Formalizing and Estimating Distribution Inference Risks
- URL: http://arxiv.org/abs/2109.06024v2
- Date: Tue, 14 Sep 2021 15:11:20 GMT
- Title: Formalizing and Estimating Distribution Inference Risks
- Authors: Anshuman Suri and David Evans
- Abstract summary: We propose a formal and general definition of property inference attacks.
Our results show that inexpensive attacks are as effective as expensive meta-classifier attacks.
We extend the state-of-the-art property inference attack to work on convolutional neural networks.

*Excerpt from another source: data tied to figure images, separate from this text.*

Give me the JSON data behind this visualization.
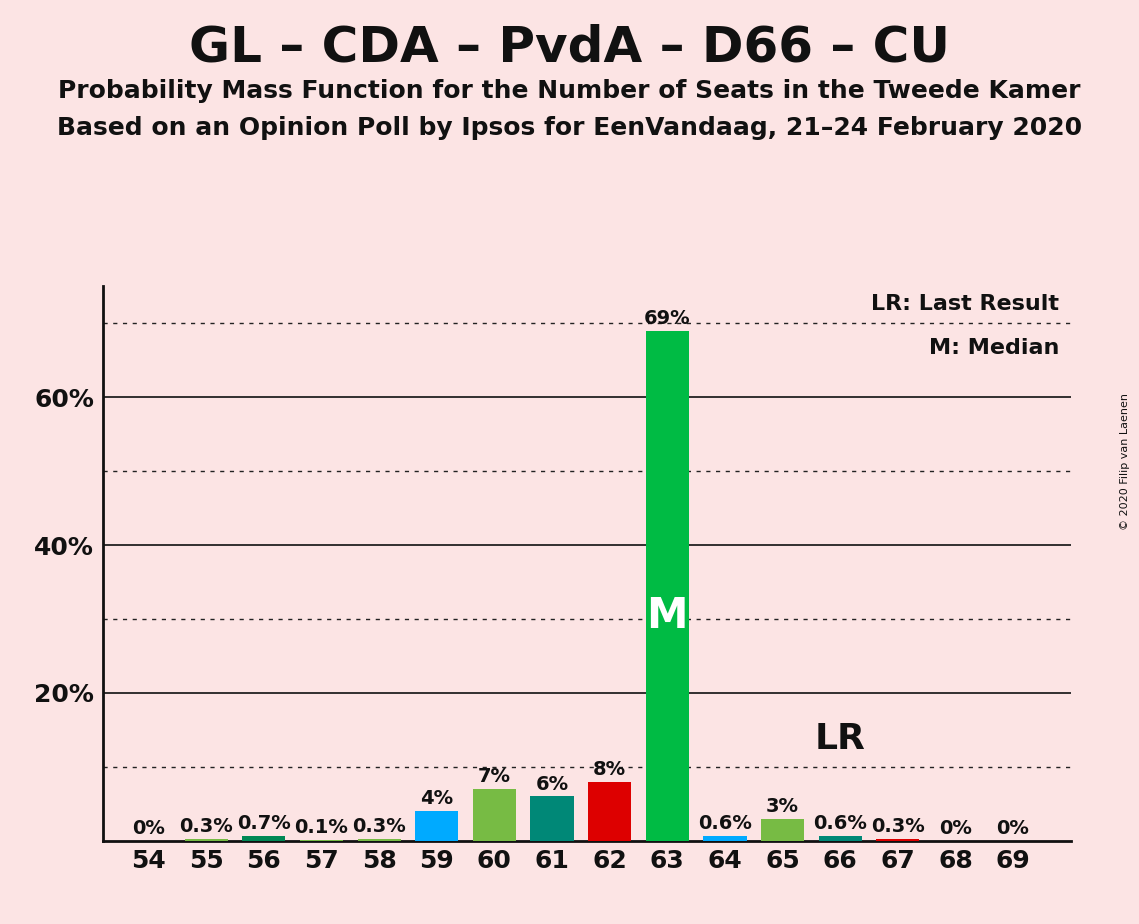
{
  "title": "GL – CDA – PvdA – D66 – CU",
  "subtitle1": "Probability Mass Function for the Number of Seats in the Tweede Kamer",
  "subtitle2": "Based on an Opinion Poll by Ipsos for EenVandaag, 21–24 February 2020",
  "copyright": "© 2020 Filip van Laenen",
  "background_color": "#fce4e4",
  "seats": [
    54,
    55,
    56,
    57,
    58,
    59,
    60,
    61,
    62,
    63,
    64,
    65,
    66,
    67,
    68,
    69
  ],
  "probabilities": [
    0.0,
    0.3,
    0.7,
    0.1,
    0.3,
    4.0,
    7.0,
    6.0,
    8.0,
    69.0,
    0.6,
    3.0,
    0.6,
    0.3,
    0.0,
    0.0
  ],
  "bar_colors": [
    "#00aabb",
    "#77bb44",
    "#008855",
    "#77bb44",
    "#77bb44",
    "#00aaff",
    "#77bb44",
    "#008877",
    "#dd0000",
    "#00bb44",
    "#00aaff",
    "#77bb44",
    "#008877",
    "#dd0000",
    "#00bb44",
    "#77bb44"
  ],
  "median_seat": 63,
  "lr_seat": 66,
  "median_label": "M",
  "lr_label": "LR",
  "legend_lr": "LR: Last Result",
  "legend_m": "M: Median",
  "ylim": [
    0,
    75
  ],
  "solid_grid_lines": [
    20,
    40,
    60
  ],
  "dotted_grid_lines": [
    10,
    30,
    50,
    70
  ],
  "axis_color": "#111111",
  "grid_color": "#222222",
  "title_fontsize": 36,
  "subtitle_fontsize": 18,
  "tick_fontsize": 18,
  "bar_label_fontsize": 14,
  "m_label_fontsize": 30,
  "lr_label_fontsize": 26,
  "legend_fontsize": 16
}
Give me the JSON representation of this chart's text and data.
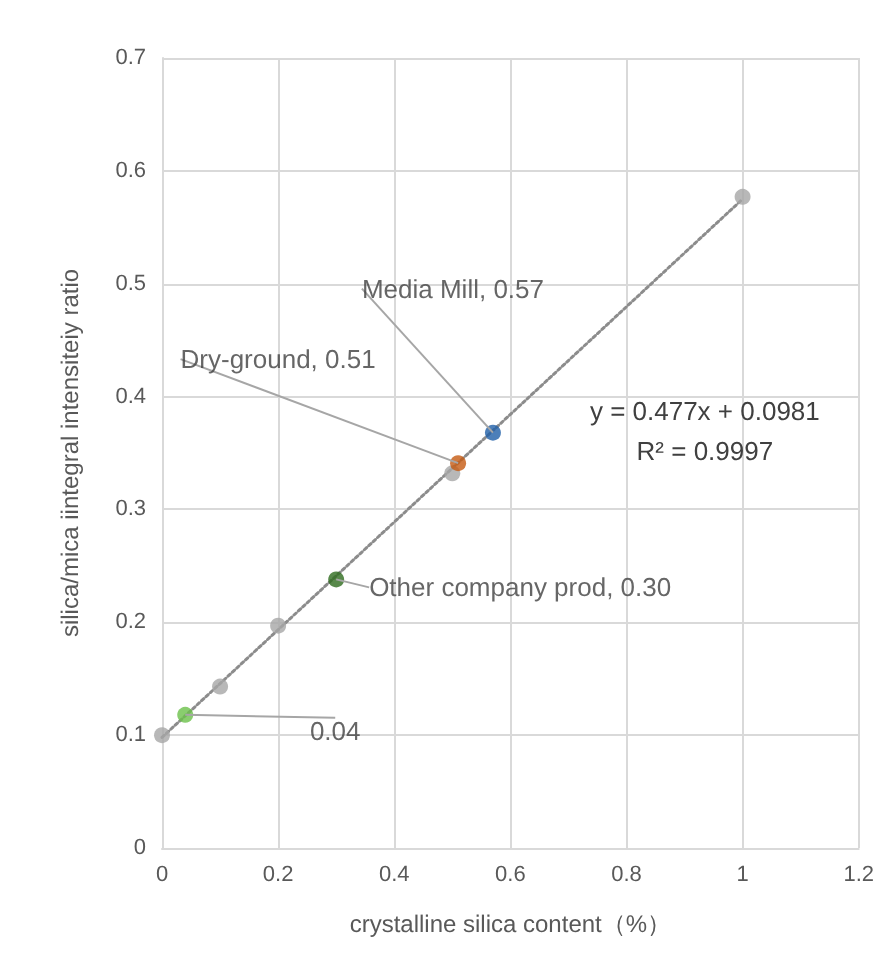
{
  "chart_data": {
    "type": "scatter",
    "xlabel": "crystalline silica content（%）",
    "ylabel": "silica/mica iintegral intensiteiy ratio",
    "xlim": [
      0,
      1.2
    ],
    "xticks": [
      0,
      0.2,
      0.4,
      0.6,
      0.8,
      1,
      1.2
    ],
    "ylim": [
      0,
      0.7
    ],
    "yticks": [
      0,
      0.1,
      0.2,
      0.3,
      0.4,
      0.5,
      0.6,
      0.7
    ],
    "grid": true,
    "marker": "circle",
    "series": [
      {
        "color": "#a6a6a6",
        "x": [
          0,
          0.1,
          0.2,
          0.5,
          1
        ],
        "values": [
          0.1,
          0.143,
          0.197,
          0.332,
          0.577
        ]
      },
      {
        "colors": [
          "#6cc04a",
          "#2e6b1e",
          "#c55a11",
          "#1f5fa8"
        ],
        "x": [
          0.04,
          0.3,
          0.51,
          0.57
        ],
        "values": [
          0.118,
          0.238,
          0.341,
          0.368
        ]
      },
      {
        "type": "line",
        "color": "#8c8c8c",
        "line_style": "dotted",
        "marker": "none",
        "x": [
          0,
          1
        ],
        "values": [
          0.098,
          0.575
        ]
      }
    ],
    "annotations": [
      {
        "text": "0.04",
        "x": 0.04,
        "y": 0.118
      },
      {
        "text": "Other company prod, 0.30",
        "x": 0.3,
        "y": 0.238
      },
      {
        "text": "Dry-ground, 0.51",
        "x": 0.51,
        "y": 0.341
      },
      {
        "text": "Media Mill, 0.57",
        "x": 0.57,
        "y": 0.368
      },
      "y = 0.477x + 0.0981",
      "R² = 0.9997"
    ]
  }
}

- Score: 11.650381752104298
- License: http://arxiv.org/licenses/nonexclusive-distrib/1.0/
- Abstract: Property inference attacks reveal statistical properties about a training set
but are difficult to distinguish from the intrinsic purpose of statistical
machine learning, namely to produce models that capture statistical properties
about a distribution. Motivated by Yeom et al.'s membership inference
framework, we propose a formal and general definition of property inference
attacks. The proposed notion describes attacks that can distinguish between
possible training distributions, extending beyond previous property inference
attacks that infer the ratio of a particular type of data in the training data
set such as the proportion of females. We show how our definition captures
previous property inference attacks as well as a new attack that can reveal the
average node degree or clustering coefficient of a training graph. Our
definition also enables a theorem that connects the maximum possible accuracy
of inference attacks distinguishing between distributions to the effective size
of dataset leaked by the model. To quantify and understand property inference
risks, we conduct a series of experiments across a range of different
distributions using both black-box and white-box attacks. Our results show that
inexpensive attacks are often as effective as expensive meta-classifier
attacks, and that there are surprising asymmetries in the effectiveness of
attacks. We also extend the state-of-the-art property inference attack to work
on convolutional neural networks, and propose techniques to help identify
parameters in a model that leak the most information, thus significantly
lowering resource requirements for meta-classifier attacks.